Operating income of € 7,478.5m (2010: € 7,603.6m) was impacted by the net trading result. Despite higher inflation rates, general administrative expenses increased only by 0.9% from € 3,816.8m to € 3,850.9m. As a result, operating result decreased to € 3,627.6m (2010: € 3,786.8m). The cost/income ratio stood at 51.5% (2010: 50.2%).

Risk costs were up 12.2% from € 2,021.0m (155 basis points of average customer loans) in 2010 to € 2.266,9m, or 168 basis points, in 2011. This was primarily due to the need for additional risk provisions in Hungary partly in connection with the policy-makers’ decision to allow premature repayment of foreign-currency loans on preferential terms. In other core countries (Austria, Czech Republic and Slovakia) asset quality improved. The NPL ratio as a percentage of loans to customers rose to 8.5% at 31 December 2011 (year-end 2010: 7.6%). The NPL coverage ratio improved to 61.0% (year-end 2010: 60.0%).

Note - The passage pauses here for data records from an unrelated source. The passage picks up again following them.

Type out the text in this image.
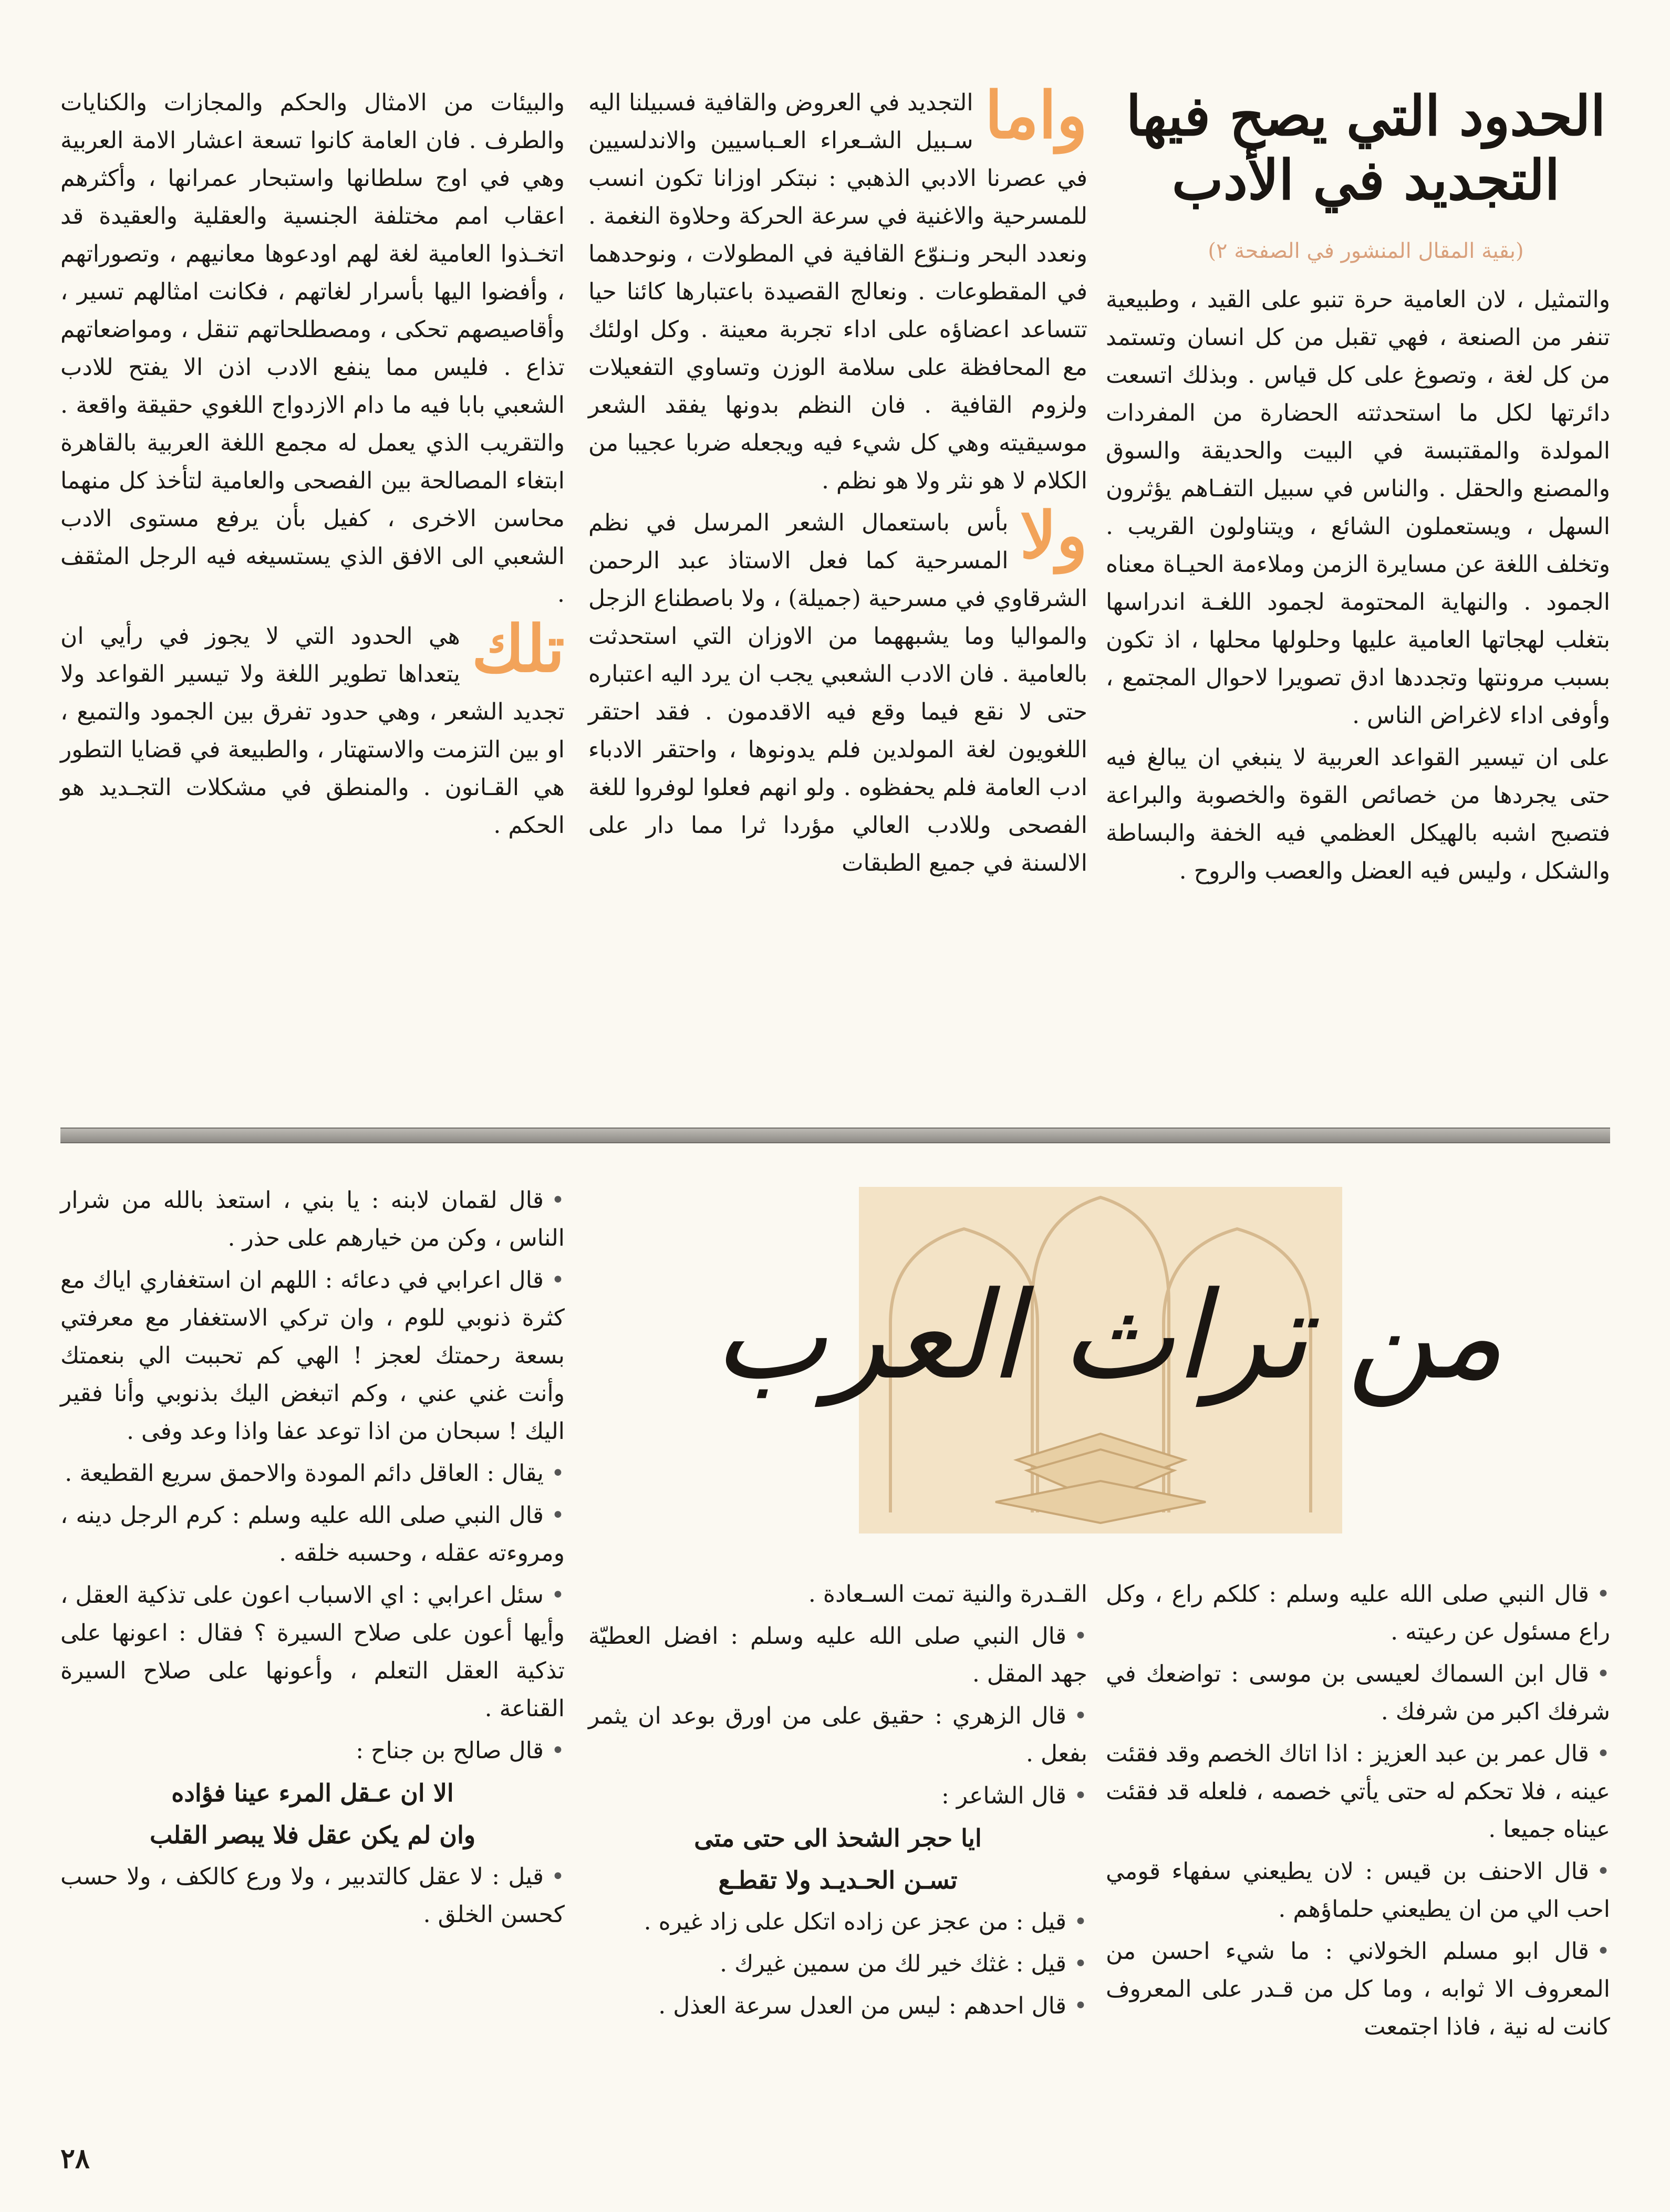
الحدود التي يصح فيها التجديد في الأدب
(بقية المقال المنشور في الصفحة ٢)

والتمثيل ، لان العامية حرة تنبو على القيد ، وطبيعية تنفر من الصنعة ، فهي تقبل من كل انسان وتستمد من كل لغة ، وتصوغ على كل قياس . وبذلك اتسعت دائرتها لكل ما استحدثته الحضارة من المفردات المولدة والمقتبسة في البيت والحديقة والسوق والمصنع والحقل . والناس في سبيل التفـاهم يؤثرون السهل ، ويستعملون الشائع ، ويتناولون القريب . وتخلف اللغة عن مسايرة الزمن وملاءمة الحيـاة معناه الجمود . والنهاية المحتومة لجمود اللغـة اندراسها بتغلب لهجاتها العامية عليها وحلولها محلها ، اذ تكون بسبب مرونتها وتجددها ادق تصويرا لاحوال المجتمع ، وأوفى اداء لاغراض الناس .

على ان تيسير القواعد العربية لا ينبغي ان يبالغ فيه حتى يجردها من خصائص القوة والخصوبة والبراعة فتصبح اشبه بالهيكل العظمي فيه الخفة والبساطة والشكل ، وليس فيه العضل والعصب والروح .

واما
التجديد في العروض والقافية فسبيلنا اليه سـبيل الشـعراء العـباسيين والاندلسيين في عصرنا الادبي الذهبي : نبتكر اوزانا تكون انسب للمسرحية والاغنية في سرعة الحركة وحلاوة النغمة . ونعدد البحر ونـنوّع القافية في المطولات ، ونوحدهما في المقطوعات . ونعالج القصيدة باعتبارها كائنا حيا تتساعد اعضاؤه على اداء تجربة معينة . وكل اولئك مع المحافظة على سلامة الوزن وتساوي التفعيلات ولزوم القافية . فان النظم بدونها يفقد الشعر موسيقيته وهي كل شيء فيه ويجعله ضربا عجيبا من الكلام لا هو نثر ولا هو نظم .

ولا
بأس باستعمال الشعر المرسل في نظم المسرحية كما فعل الاستاذ عبد الرحمن الشرقاوي في مسرحية (جميلة) ، ولا باصطناع الزجل والمواليا وما يشبههما من الاوزان التي استحدثت بالعامية . فان الادب الشعبي يجب ان يرد اليه اعتباره حتى لا نقع فيما وقع فيه الاقدمون . فقد احتقر اللغويون لغة المولدين فلم يدونوها ، واحتقر الادباء ادب العامة فلم يحفظوه . ولو انهم فعلوا لوفروا للغة الفصحى وللادب العالي مؤردا ثرا مما دار على الالسنة في جميع الطبقات

والبيئات من الامثال والحكم والمجازات والكنايات والطرف . فان العامة كانوا تسعة اعشار الامة العربية وهي في اوج سلطانها واستبحار عمرانها ، وأكثرهم اعقاب امم مختلفة الجنسية والعقلية والعقيدة قد اتخـذوا العامية لغة لهم اودعوها معانيهم ، وتصوراتهم ، وأفضوا اليها بأسرار لغاتهم ، فكانت امثالهم تسير ، وأقاصيصهم تحكى ، ومصطلحاتهم تنقل ، ومواضعاتهم تذاع . فليس مما ينفع الادب اذن الا يفتح للادب الشعبي بابا فيه ما دام الازدواج اللغوي حقيقة واقعة . والتقريب الذي يعمل له مجمع اللغة العربية بالقاهرة ابتغاء المصالحة بين الفصحى والعامية لتأخذ كل منهما محاسن الاخرى ، كفيل بأن يرفع مستوى الادب الشعبي الى الافق الذي يستسيغه فيه الرجل المثقف .

تلك
هي الحدود التي لا يجوز في رأيي ان يتعداها تطوير اللغة ولا تيسير القواعد ولا تجديد الشعر ، وهي حدود تفرق بين الجمود والتميع ، او بين التزمت والاستهتار ، والطبيعة في قضايا التطور هي القـانون . والمنطق في مشكلات التجـديد هو الحكم .

من تراث العرب

•قال لقمان لابنه : يا بني ، استعذ بالله من شرار الناس ، وكن من خيارهم على حذر .

•قال اعرابي في دعائه : اللهم ان استغفاري اياك مع كثرة ذنوبي للوم ، وان تركي الاستغفار مع معرفتي بسعة رحمتك لعجز ! الهي كم تحببت الي بنعمتك وأنت غني عني ، وكم اتبغض اليك بذنوبي وأنا فقير اليك ! سبحان من اذا توعد عفا واذا وعد وفى .

•يقال : العاقل دائم المودة والاحمق سريع القطيعة .

•قال النبي صلى الله عليه وسلم : كرم الرجل دينه ، ومروءته عقله ، وحسبه خلقه .

•سئل اعرابي : اي الاسباب اعون على تذكية العقل ، وأيها أعون على صلاح السيرة ؟ فقال : اعونها على تذكية العقل التعلم ، وأعونها على صلاح السيرة القناعة .

•قال صالح بن جناح :

الا ان عـقل المرء عينا فؤاده

وان لم يكن عقل فلا يبصر القلب

•قيل : لا عقل كالتدبير ، ولا ورع كالكف ، ولا حسب كحسن الخلق .

القـدرة والنية تمت السـعادة .

•قال النبي صلى الله عليه وسلم : افضل العطيّة جهد المقل .

•قال الزهري : حقيق على من اورق بوعد ان يثمر بفعل .

•قال الشاعر :

ايا حجر الشحذ الى حتى متى

تسـن الحـديـد ولا تقطـع

•قيل : من عجز عن زاده اتكل على زاد غيره .

•قيل : غثك خير لك من سمين غيرك .

•قال احدهم : ليس من العدل سرعة العذل .

•قال النبي صلى الله عليه وسلم : كلكم راع ، وكل راع مسئول عن رعيته .

•قال ابن السماك لعيسى بن موسى : تواضعك في شرفك اكبر من شرفك .

•قال عمر بن عبد العزيز : اذا اتاك الخصم وقد فقئت عينه ، فلا تحكم له حتى يأتي خصمه ، فلعله قد فقئت عيناه جميعا .

•قال الاحنف بن قيس : لان يطيعني سفهاء قومي احب الي من ان يطيعني حلماؤهم .

•قال ابو مسلم الخولاني : ما شيء احسن من المعروف الا ثوابه ، وما كل من قـدر على المعروف كانت له نية ، فاذا اجتمعت

٢٨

“By returning to profitability in the fourth quarter we have proven that our business model – being the bank for retail and corporate clients in the eastern part of the European Union – works even as economic conditions remain challenging. In the financial year 2011, net profit was up in almost all countries. In Hungary and Romania we have strengthened the top management and taken action to return to a successful development,” said Andreas Treichl, Chief Executive Officer of Erste Group Bank AG, when presenting the preliminary results for the financial year 2011.

“We have taken the necessary steps and cut back non-core activities even more resolutely than we had done over the past years. This has enabled us to improve our core capital ratio”, Treichl continued. “We are on track to meet the core tier 1 ratio of 9% required by the EBA at the end of June 2012 and beyond. At year-end 2011, the EBA core tier 1 ratio already stood at 8.9%, thus reducing the capital shortfall from € 743m to € 166m,” Treichl concluded.